Nav Johal outside the Tech Exchange
VIDEO games, flat screen televisions and guitars – along with more unusual items like figurines and coins – line the shelves of a modern day pawn shop in Chapel Market.
And Tech Exchange’s manager says the number of people coming in gets bigger every day.
“You see more people needing money recently with what’s happening, with cost-of-living and energy bills going up,” said Nav Johal, who said “more people that you haven’t seen before” are coming through his doors in recent months.
Often, these are people in work, trying to make ends meet between pay days.
Mr Johal said: “You do see people like that now who have got jobs and what they’re earning is not enough – regular people who’ve got jobs, who need a little boost to their income, a little boost to pay their bills and a boost to pay for food.”
Customers are able to borrow relatively large sums of money without credit checks on the basis of the market value of the items they pledge.
Pawnbrokers will offer short-term loans worth up to 70 per cent of item’s value.
Customers then have a four-week period to buy back, or redeem, the items they have pawned, with a repurchase rate of 32.5 per cent.
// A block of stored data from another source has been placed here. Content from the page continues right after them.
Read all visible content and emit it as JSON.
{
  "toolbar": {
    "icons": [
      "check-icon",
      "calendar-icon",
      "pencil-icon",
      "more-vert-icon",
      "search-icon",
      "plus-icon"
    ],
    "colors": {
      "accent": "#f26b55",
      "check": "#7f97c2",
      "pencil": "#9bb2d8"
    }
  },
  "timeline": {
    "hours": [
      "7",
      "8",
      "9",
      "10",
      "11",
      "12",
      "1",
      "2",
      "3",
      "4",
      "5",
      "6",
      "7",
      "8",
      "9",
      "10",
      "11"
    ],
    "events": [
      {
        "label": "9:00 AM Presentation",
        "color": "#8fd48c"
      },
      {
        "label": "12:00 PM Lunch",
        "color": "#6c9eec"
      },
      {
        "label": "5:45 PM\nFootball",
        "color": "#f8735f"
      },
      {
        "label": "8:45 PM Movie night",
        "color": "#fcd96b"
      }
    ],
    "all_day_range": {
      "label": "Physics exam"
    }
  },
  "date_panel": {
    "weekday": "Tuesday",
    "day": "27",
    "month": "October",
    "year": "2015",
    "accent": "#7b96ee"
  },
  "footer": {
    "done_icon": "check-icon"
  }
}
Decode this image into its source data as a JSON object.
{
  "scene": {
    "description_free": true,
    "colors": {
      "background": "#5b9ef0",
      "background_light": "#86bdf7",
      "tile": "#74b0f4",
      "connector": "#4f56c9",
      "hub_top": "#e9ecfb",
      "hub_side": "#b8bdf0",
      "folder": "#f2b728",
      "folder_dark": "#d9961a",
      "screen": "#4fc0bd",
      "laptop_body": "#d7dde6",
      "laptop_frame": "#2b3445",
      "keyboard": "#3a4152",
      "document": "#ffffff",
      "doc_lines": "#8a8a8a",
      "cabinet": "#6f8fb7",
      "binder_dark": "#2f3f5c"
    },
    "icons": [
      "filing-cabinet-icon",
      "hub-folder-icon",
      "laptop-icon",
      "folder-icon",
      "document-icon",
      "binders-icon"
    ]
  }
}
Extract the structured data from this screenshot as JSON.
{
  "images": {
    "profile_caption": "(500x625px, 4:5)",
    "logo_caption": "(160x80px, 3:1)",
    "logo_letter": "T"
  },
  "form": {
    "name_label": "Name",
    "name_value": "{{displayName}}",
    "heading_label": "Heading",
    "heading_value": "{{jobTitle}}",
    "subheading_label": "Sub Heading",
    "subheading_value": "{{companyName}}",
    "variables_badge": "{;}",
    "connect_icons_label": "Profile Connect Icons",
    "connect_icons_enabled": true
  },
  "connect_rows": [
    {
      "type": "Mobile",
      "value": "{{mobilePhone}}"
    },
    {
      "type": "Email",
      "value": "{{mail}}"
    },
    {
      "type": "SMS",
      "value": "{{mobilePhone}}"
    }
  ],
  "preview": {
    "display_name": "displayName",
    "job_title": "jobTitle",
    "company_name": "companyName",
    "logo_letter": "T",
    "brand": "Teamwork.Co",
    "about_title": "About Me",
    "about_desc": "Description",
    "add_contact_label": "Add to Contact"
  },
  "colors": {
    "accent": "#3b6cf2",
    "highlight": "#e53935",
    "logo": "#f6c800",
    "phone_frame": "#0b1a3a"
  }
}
The industry is regulated in the UK and pawnbrokers are only allowed to sell an item if it has not been redeemed within six months. When the pawnbroker decides to sell the item, they must ask for its market value, and if an item sells for above its asking price, the customer is given the difference.
Mr Johal estimates he’s seen an increase of 50 per cent in people coming in to pawn their belongings in the last year.
At the same time, he’s noticed a dramatic drop in those coming into buy items.
“The people we want to sell to – that side of it has declined big time. We’re getting more stuff coming in stock wise,” he said.
“But then to sell it on… it’s hard.”
Mr Johal has run his pawnbroking business in Chapel Market for the last 15 years, initially opening as part of the Cash Converters franchise just before the 2008 financial crash.
“I remember the last time we had a crash, we were busy. Everyone needed money,” he said.
As the recession deepens, Mr Johal is not ruling out the return of similar queues.
“We’ll see,” he said. “It might happen again.”